Abstract
Oxygen sensing is crucial for adaptation to variable habitats and physiological conditions. Low oxygen tension, or hypoxia, is a common feature of solid tumors and hypoxic tumors are often more aggressive and resistant to therapy. Here we show that, in mammalian tissue culture cells, hypoxia suppressed lysosomal acidification/activation and receptor tyrosine kinase (RTK) degradation. Hypoxia down-regulated mTORc1, reducing its ability to activate transcription factor EB (TFEB), a master regulator of v-ATPase, the lysosomal proton pump. Hypoxia prevented epidermal growth factor receptor (EGFR) degradation in tumor tissues, whereas activation of lysosomes enhanced tumor cell response to anti-EGFR treatment. Our results link oxygen tension and lysosomal activity, provide a molecular explanation of the malignant phenotype associated with hypoxic tumors, and suggest activation of lysosomes may provide therapeutic benefit in RTK-targeted cancer therapy.
One Sentence Summary Hypoxia suppresses lysosomal activation and proteolysis.

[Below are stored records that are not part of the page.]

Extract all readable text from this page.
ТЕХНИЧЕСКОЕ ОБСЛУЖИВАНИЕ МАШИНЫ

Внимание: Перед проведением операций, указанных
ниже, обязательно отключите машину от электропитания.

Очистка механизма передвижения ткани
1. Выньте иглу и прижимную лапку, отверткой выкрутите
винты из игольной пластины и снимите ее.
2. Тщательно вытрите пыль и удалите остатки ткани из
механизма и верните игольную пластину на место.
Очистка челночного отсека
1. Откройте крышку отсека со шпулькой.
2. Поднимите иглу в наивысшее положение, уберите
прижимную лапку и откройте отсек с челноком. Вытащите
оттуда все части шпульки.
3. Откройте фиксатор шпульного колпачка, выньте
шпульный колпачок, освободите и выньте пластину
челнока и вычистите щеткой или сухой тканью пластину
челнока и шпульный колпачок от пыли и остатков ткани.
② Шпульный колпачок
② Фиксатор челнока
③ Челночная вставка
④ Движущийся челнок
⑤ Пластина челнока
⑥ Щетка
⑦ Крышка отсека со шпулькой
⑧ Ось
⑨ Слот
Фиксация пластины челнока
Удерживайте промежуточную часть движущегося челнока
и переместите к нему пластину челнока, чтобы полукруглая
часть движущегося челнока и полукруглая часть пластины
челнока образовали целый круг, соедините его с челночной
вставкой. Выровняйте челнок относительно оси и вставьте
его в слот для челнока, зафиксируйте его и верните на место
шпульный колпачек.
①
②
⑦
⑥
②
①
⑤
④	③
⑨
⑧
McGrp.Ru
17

Hypoxia is a condition in which the body, or a region of the body, is deprived of an adequate oxygen supply. It is a common stress associated with various pathological conditions, ranging from cardiovascular disorders to cancer, and affects many cellular and molecular activities, as well as a range of therapeutic responses (1, 2). Lysosomes are membrane-enclosed organelles containing abundant acid hydrolases (3). Lysosomes maintain an acidic environment principally by pumping protons in from the cytosol via the vacuolar (v) H+-ATPase (4). The lysosome is a major component of the cellular degradation machinery, digesting damaged and abnormal proteins, as well as directing the proteolysis of cellular enzymes and regulatory proteins that are no longer needed, in order to maintain cellular homeostasis (5-7). RTKs are high affinity cell surface receptors for growth factors, cytokines and hormones, playing roles in cell proliferation, differentiation and survival. Upon activation by ligand binding, receptors undergo endocytosis and lysosome-mediated receptor degradation to avoid excessive and prolonged signal activation (8, 9).
In studying the effect of hypoxia on RTK activity we identified a link between hypoxia and receptor signaling. Human endothelial cells (HUVECs) were cultured either in normoxic (20% O2) or hypoxic (1% O2) conditions in the presence or absence of growth factors. Ligand stimulation with recombinant EGF resulted in a reduction of EGF receptor (EGFR) levels in cells cultured in normoxia. Ligand stimulation failed to induce EGFR degradation in hypoxia (Figure 1A). We observed similar results in two epithelial tumor cell lines, HeLa and A549 (Figure 1A). Elevated EGFR levels in hypoxia led to increased receptor phosphorylation and activation of downstream signaling in both types of cells (Suppl. Fig 1A). Hypoxia also blocked VEGF-induced VEGFR2 reduction in endothelial cells (Suppl. Fig 1B). These findings reveal a general inhibitory role of hypoxia on RTK degradation.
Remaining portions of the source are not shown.